Assistant Senate Democratic leader Dick Durbin became the
10th member of the panel to embrace the plan, announcing his
support in an opinion piece for Friday’s Chicago Tribune.

“I will be voting yes,” Durbin declared. “It was not an
easy decision, and I know my vote will be criticized, but I
believe it is the right thing to do.”

Four commission members have said they will oppose it. One
said he was leaning toward a “no” vote. Four commission members
remain uncommitted. But analysts are betting the plan will not
gather the 14-vote majority needed for it to be sent to
Congress.

DEFICIT NEAR WORLD WAR TWO LEVELS

The Bowles-Simpson plan is coming at a time when the U.S.
budget deficit is the highest it has been since World War Two.

Polls show voters are deeply concerned, and they made that
clear in the 2010 congressional elections, when Republicans
scored enough victories to retake the House in 2011 and gain
seats in the Senate.

At the same time, a government debt crisis is rolling
through Europe — from Greece to Ireland — and raising
concerns about the credit-worthiness of larger nations.

The plan proposes a major tax code overhaul and deep
spending cuts to eventually balance the U.S. budget, reaching
every corner of the government and offending special interests
across the political spectrum.

Republicans have criticized the tax hikes the plan calls
for and said it does too little on cutting healthcare.
Democrats have slammed it as too harsh on Medicare and Social
Security, government programs for the elderly.

“Reducing our federal deficit is imperative, but we cannot
cut the deficit at the expense of veterans, seniors, ranchers,
farmers and hard-working families,” said Democratic Senator Max
Baucus, who said on Thursday he would oppose the plan.

Baucus chairs the Senate Finance Committee and is a
commission member. So is Republican Representative Dave Camp,
the front-runner to be the next chairman of the tax-writing
House Ways and Means Committee.

CAMP TO OPPOSE PLAN

Camp also vowed on Thursday to oppose the plan, saying tax
increases it proposed would impede economic growth. He also
said the proposal failed to address healthcare spending that he
said was the No. 1 driver of mounting U.S. debt.

The panel’s revised plan envisions reducing the budget
deficit to 2.3 percent of gross domestic product by 2015, from
8.9 percent in the last fiscal year — a figure bloated by
efforts to lift the U.S. economy out of its deepest recession
since the 1930s, Bush-era tax cuts and two costly wars.

To accomplish that goal, the plan urges deep cuts in
military and domestic programs starting in 2012, a 15 cent-a-
gallon hike in the gas tax and requiring Medicare participants
to pay more costs themselves.
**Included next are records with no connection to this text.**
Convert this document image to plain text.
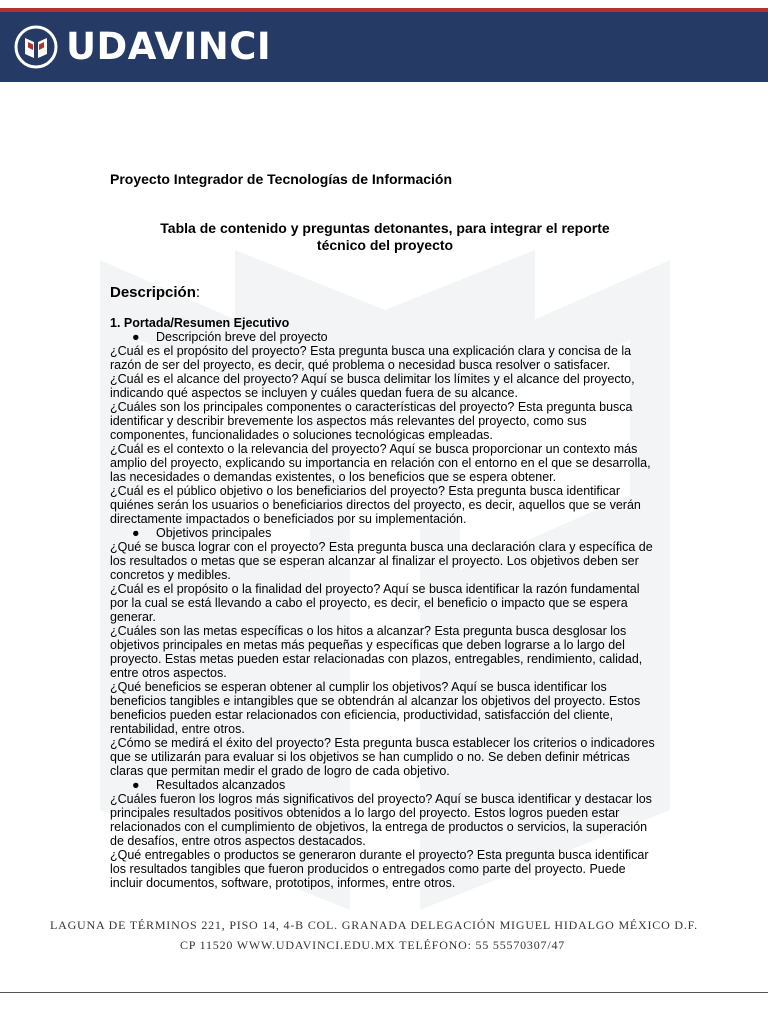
UDAVINCI

Proyecto Integrador de Tecnologías de Información

Tabla de contenido y preguntas detonantes, para integrar el reporte técnico del proyecto

Descripción:

1. Portada/Resumen Ejecutivo

● Descripción breve del proyecto

¿Cuál es el propósito del proyecto? Esta pregunta busca una explicación clara y concisa de la razón de ser del proyecto, es decir, qué problema o necesidad busca resolver o satisfacer.

¿Cuál es el alcance del proyecto? Aquí se busca delimitar los límites y el alcance del proyecto, indicando qué aspectos se incluyen y cuáles quedan fuera de su alcance.

¿Cuáles son los principales componentes o características del proyecto? Esta pregunta busca identificar y describir brevemente los aspectos más relevantes del proyecto, como sus componentes, funcionalidades o soluciones tecnológicas empleadas.

¿Cuál es el contexto o la relevancia del proyecto? Aquí se busca proporcionar un contexto más amplio del proyecto, explicando su importancia en relación con el entorno en el que se desarrolla, las necesidades o demandas existentes, o los beneficios que se espera obtener.

¿Cuál es el público objetivo o los beneficiarios del proyecto? Esta pregunta busca identificar quiénes serán los usuarios o beneficiarios directos del proyecto, es decir, aquellos que se verán directamente impactados o beneficiados por su implementación.

● Objetivos principales

¿Qué se busca lograr con el proyecto? Esta pregunta busca una declaración clara y específica de los resultados o metas que se esperan alcanzar al finalizar el proyecto. Los objetivos deben ser concretos y medibles.

¿Cuál es el propósito o la finalidad del proyecto? Aquí se busca identificar la razón fundamental por la cual se está llevando a cabo el proyecto, es decir, el beneficio o impacto que se espera generar.

¿Cuáles son las metas específicas o los hitos a alcanzar? Esta pregunta busca desglosar los objetivos principales en metas más pequeñas y específicas que deben lograrse a lo largo del proyecto. Estas metas pueden estar relacionadas con plazos, entregables, rendimiento, calidad, entre otros aspectos.

¿Qué beneficios se esperan obtener al cumplir los objetivos? Aquí se busca identificar los beneficios tangibles e intangibles que se obtendrán al alcanzar los objetivos del proyecto. Estos beneficios pueden estar relacionados con eficiencia, productividad, satisfacción del cliente, rentabilidad, entre otros.

¿Cómo se medirá el éxito del proyecto? Esta pregunta busca establecer los criterios o indicadores que se utilizarán para evaluar si los objetivos se han cumplido o no. Se deben definir métricas claras que permitan medir el grado de logro de cada objetivo.

● Resultados alcanzados

¿Cuáles fueron los logros más significativos del proyecto? Aquí se busca identificar y destacar los principales resultados positivos obtenidos a lo largo del proyecto. Estos logros pueden estar relacionados con el cumplimiento de objetivos, la entrega de productos o servicios, la superación de desafíos, entre otros aspectos destacados.

¿Qué entregables o productos se generaron durante el proyecto? Esta pregunta busca identificar los resultados tangibles que fueron producidos o entregados como parte del proyecto. Puede incluir documentos, software, prototipos, informes, entre otros.

LAGUNA DE TÉRMINOS 221, PISO 14, 4-B COL. GRANADA DELEGACIÓN MIGUEL HIDALGO MÉXICO D.F.
CP 11520 WWW.UDAVINCI.EDU.MX TELÉFONO: 55 55570307/47
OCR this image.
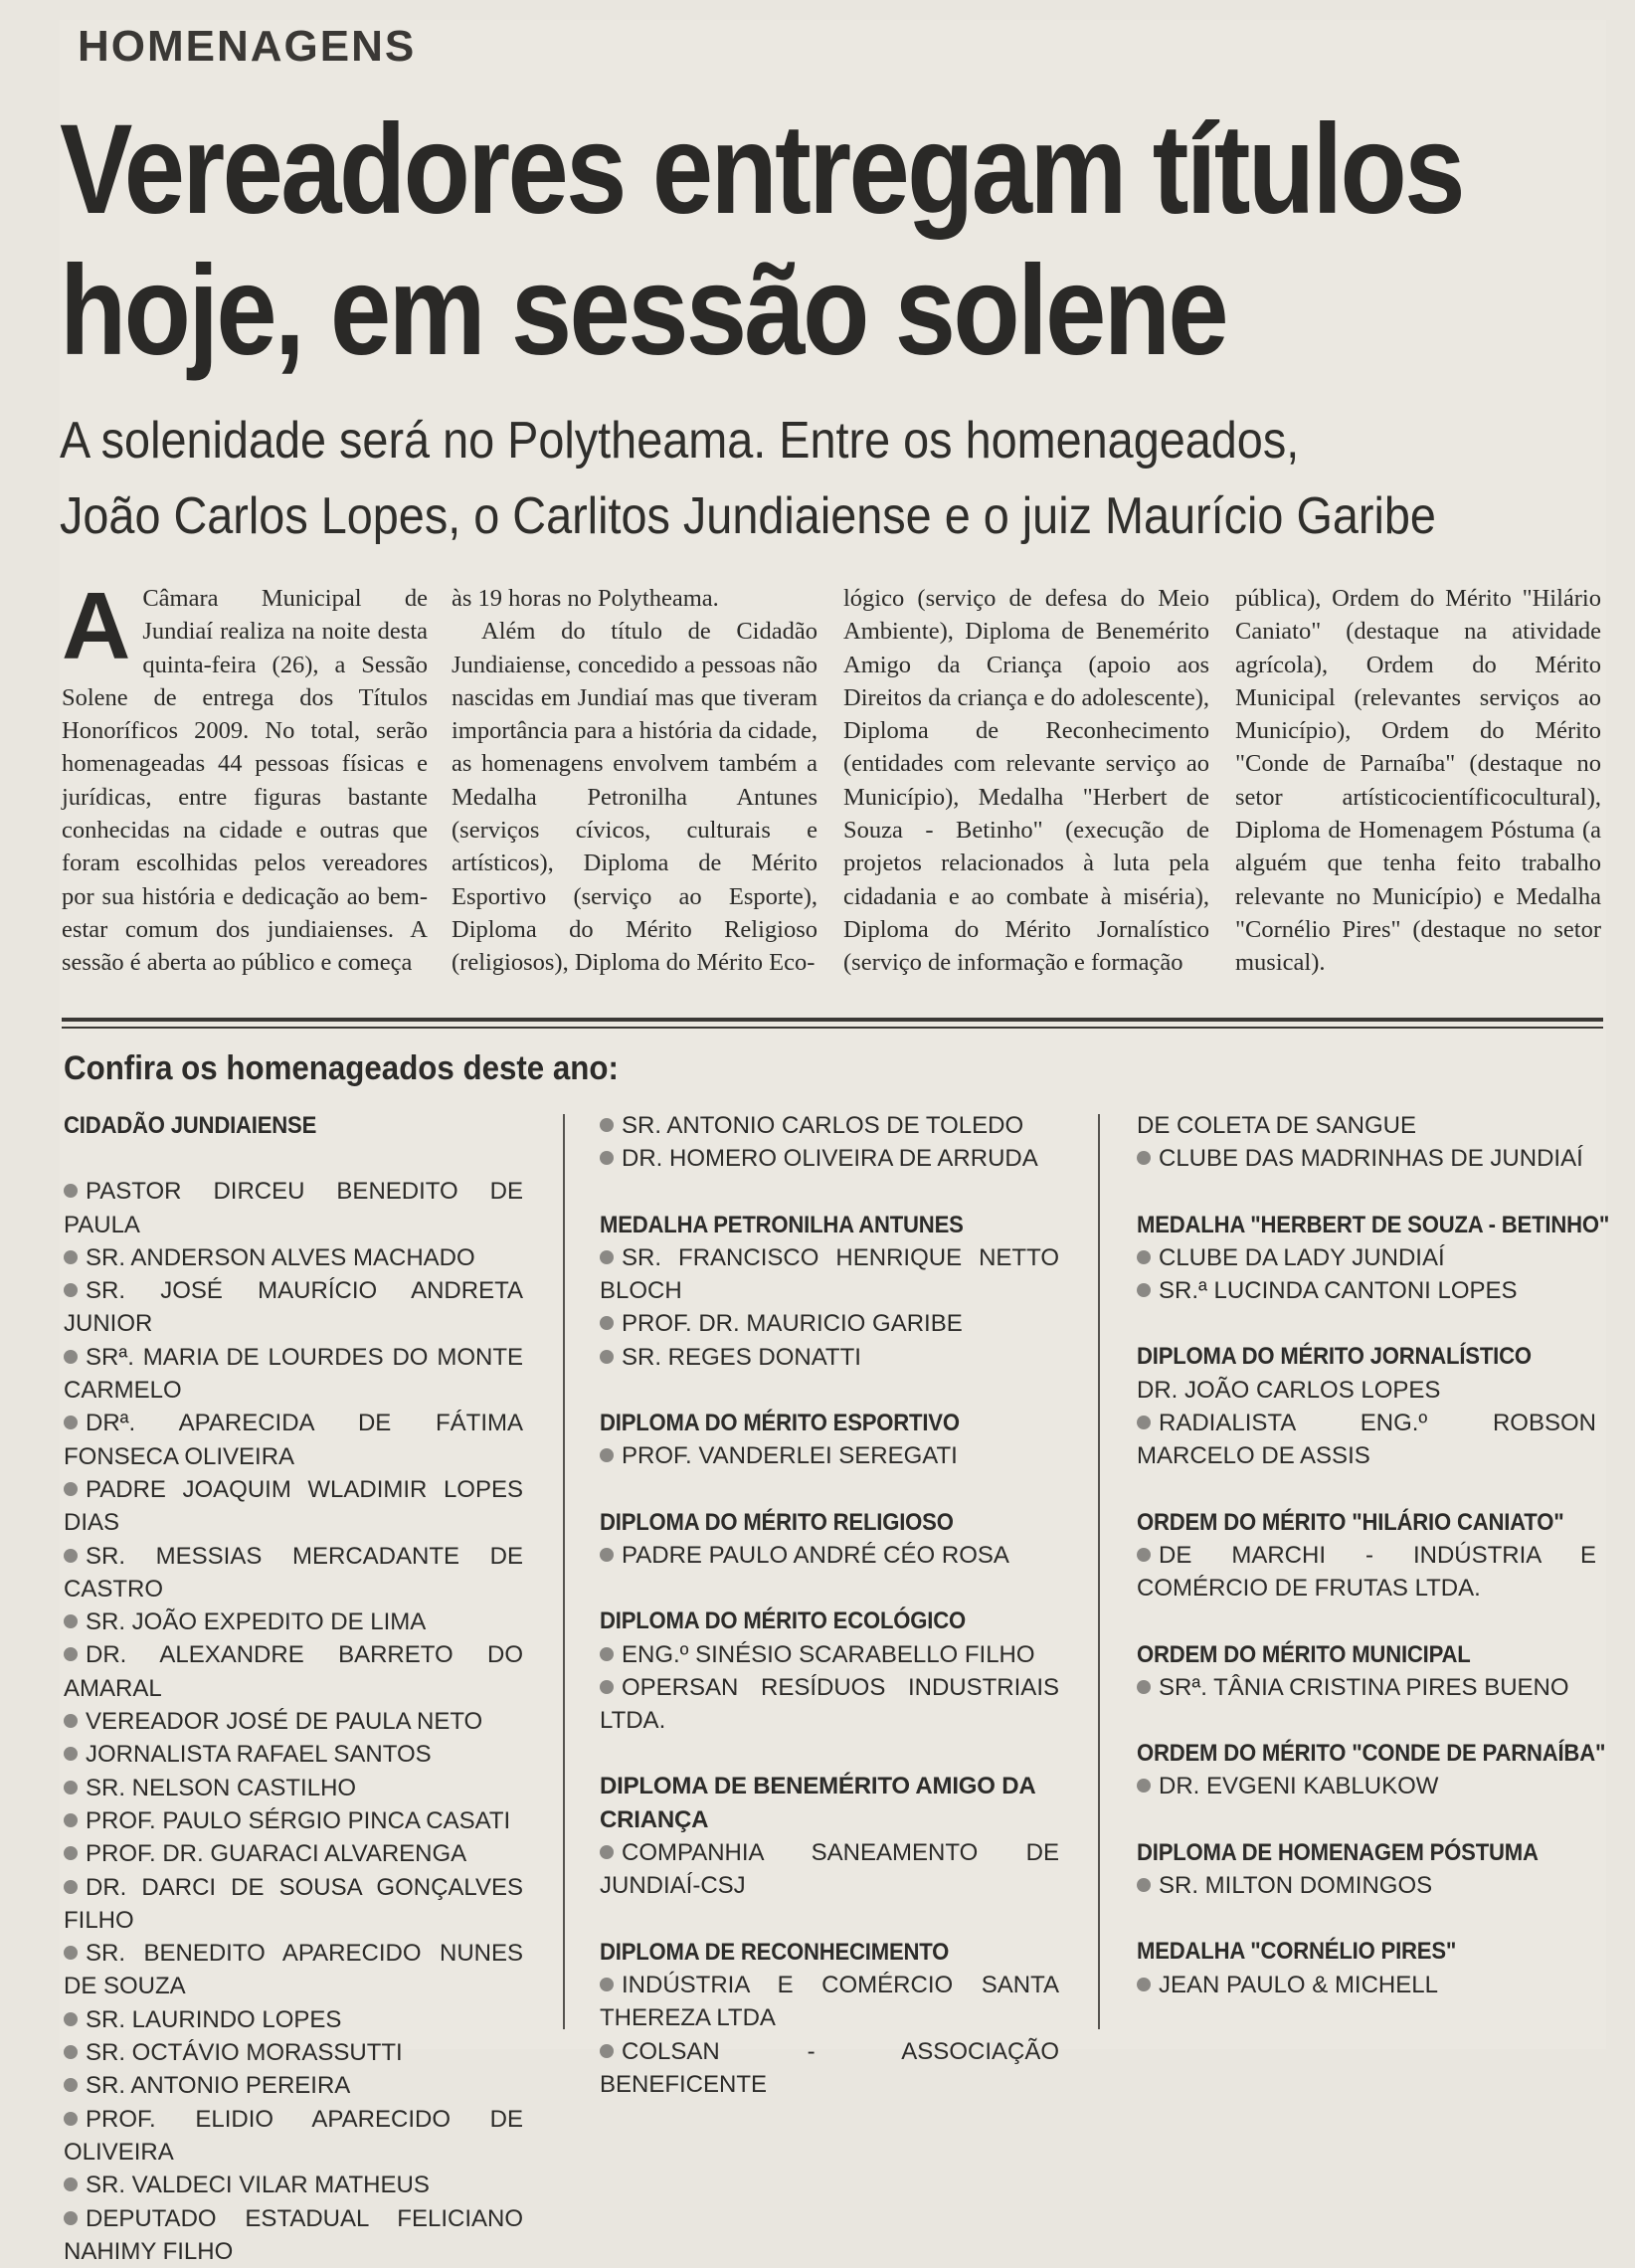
HOMENAGENS
Vereadores entregam títulos
hoje, em sessão solene
A solenidade será no Polytheama. Entre os homenageados,
João Carlos Lopes, o Carlitos Jundiaiense e o juiz Maurício Garibe
A Câmara Municipal de Jundiaí realiza na noite desta quinta-feira (26), a Sessão Solene de entrega dos Títulos Honoríficos 2009. No total, serão homenageadas 44 pessoas físicas e jurídicas, entre figuras bastante conhecidas na cidade e outras que foram escolhidas pelos vereadores por sua história e dedicação ao bem-estar comum dos jundiaienses. A sessão é aberta ao público e começa

às 19 horas no Polytheama.

Além do título de Cidadão Jundiaiense, concedido a pessoas não nascidas em Jundiaí mas que tiveram importância para a história da cidade, as homenagens envolvem também a Medalha Petronilha Antunes (serviços cívicos, culturais e artísticos), Diploma de Mérito Esportivo (serviço ao Esporte), Diploma do Mérito Religioso (religiosos), Diploma do Mérito Eco-

lógico (serviço de defesa do Meio Ambiente), Diploma de Benemérito Amigo da Criança (apoio aos Direitos da criança e do adolescente), Diploma de Reconhecimento (entidades com relevante serviço ao Município), Medalha "Herbert de Souza - Betinho" (execução de projetos relacionados à luta pela cidadania e ao combate à miséria), Diploma do Mérito Jornalístico (serviço de informação e formação

pública), Ordem do Mérito "Hilário Caniato" (destaque na atividade agrícola), Ordem do Mérito Municipal (relevantes serviços ao Município), Ordem do Mérito "Conde de Parnaíba" (destaque no setor artísticocientíficocultural), Diploma de Homenagem Póstuma (a alguém que tenha feito trabalho relevante no Município) e Medalha "Cornélio Pires" (destaque no setor musical).

Confira os homenageados deste ano:
CIDADÃO JUNDIAIENSE
PASTOR DIRCEU BENEDITO DE PAULA
SR. ANDERSON ALVES MACHADO
SR. JOSÉ MAURÍCIO ANDRETA JUNIOR
SRª. MARIA DE LOURDES DO MONTE CARMELO
DRª. APARECIDA DE FÁTIMA FONSECA OLIVEIRA
PADRE JOAQUIM WLADIMIR LOPES DIAS
SR. MESSIAS MERCADANTE DE CASTRO
SR. JOÃO EXPEDITO DE LIMA
DR. ALEXANDRE BARRETO DO AMARAL
VEREADOR JOSÉ DE PAULA NETO
JORNALISTA RAFAEL SANTOS
SR. NELSON CASTILHO
PROF. PAULO SÉRGIO PINCA CASATI
PROF. DR. GUARACI ALVARENGA
DR. DARCI DE SOUSA GONÇALVES FILHO
SR. BENEDITO APARECIDO NUNES DE SOUZA
SR. LAURINDO LOPES
SR. OCTÁVIO MORASSUTTI
SR. ANTONIO PEREIRA
PROF. ELIDIO APARECIDO DE OLIVEIRA
SR. VALDECI VILAR MATHEUS
DEPUTADO ESTADUAL FELICIANO NAHIMY FILHO
SR. ANTONIO CARLOS DE TOLEDO
DR. HOMERO OLIVEIRA DE ARRUDA
MEDALHA PETRONILHA ANTUNES
SR. FRANCISCO HENRIQUE NETTO BLOCH
PROF. DR. MAURICIO GARIBE
SR. REGES DONATTI
DIPLOMA DO MÉRITO ESPORTIVO
PROF. VANDERLEI SEREGATI
DIPLOMA DO MÉRITO RELIGIOSO
PADRE PAULO ANDRÉ CÉO ROSA
DIPLOMA DO MÉRITO ECOLÓGICO
ENG.º SINÉSIO SCARABELLO FILHO
OPERSAN RESÍDUOS INDUSTRIAIS LTDA.
DIPLOMA DE BENEMÉRITO AMIGO DA CRIANÇA
COMPANHIA SANEAMENTO DE JUNDIAÍ-CSJ
DIPLOMA DE RECONHECIMENTO
INDÚSTRIA E COMÉRCIO SANTA THEREZA LTDA
COLSAN - ASSOCIAÇÃO BENEFICENTE
DE COLETA DE SANGUE
CLUBE DAS MADRINHAS DE JUNDIAÍ
MEDALHA "HERBERT DE SOUZA - BETINHO"
CLUBE DA LADY JUNDIAÍ
SR.ª LUCINDA CANTONI LOPES
DIPLOMA DO MÉRITO JORNALÍSTICO
DR. JOÃO CARLOS LOPES
RADIALISTA ENG.º ROBSON MARCELO DE ASSIS
ORDEM DO MÉRITO "HILÁRIO CANIATO"
DE MARCHI - INDÚSTRIA E COMÉRCIO DE FRUTAS LTDA.
ORDEM DO MÉRITO MUNICIPAL
SRª. TÂNIA CRISTINA PIRES BUENO
ORDEM DO MÉRITO "CONDE DE PARNAÍBA"
DR. EVGENI KABLUKOW
DIPLOMA DE HOMENAGEM PÓSTUMA
SR. MILTON DOMINGOS
MEDALHA "CORNÉLIO PIRES"
JEAN PAULO & MICHELL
It also recommends raising the
age for receiving Social Security benefits.

The commission’s work came to a head amid a debate over
Bush-era tax cuts that greatly boosted the deficit. Extending
those cuts would drive the deficit higher. Obama has argued for
letting them lapse for families earning more than $250,000 a
year. Republicans say any lapse would harm the economy.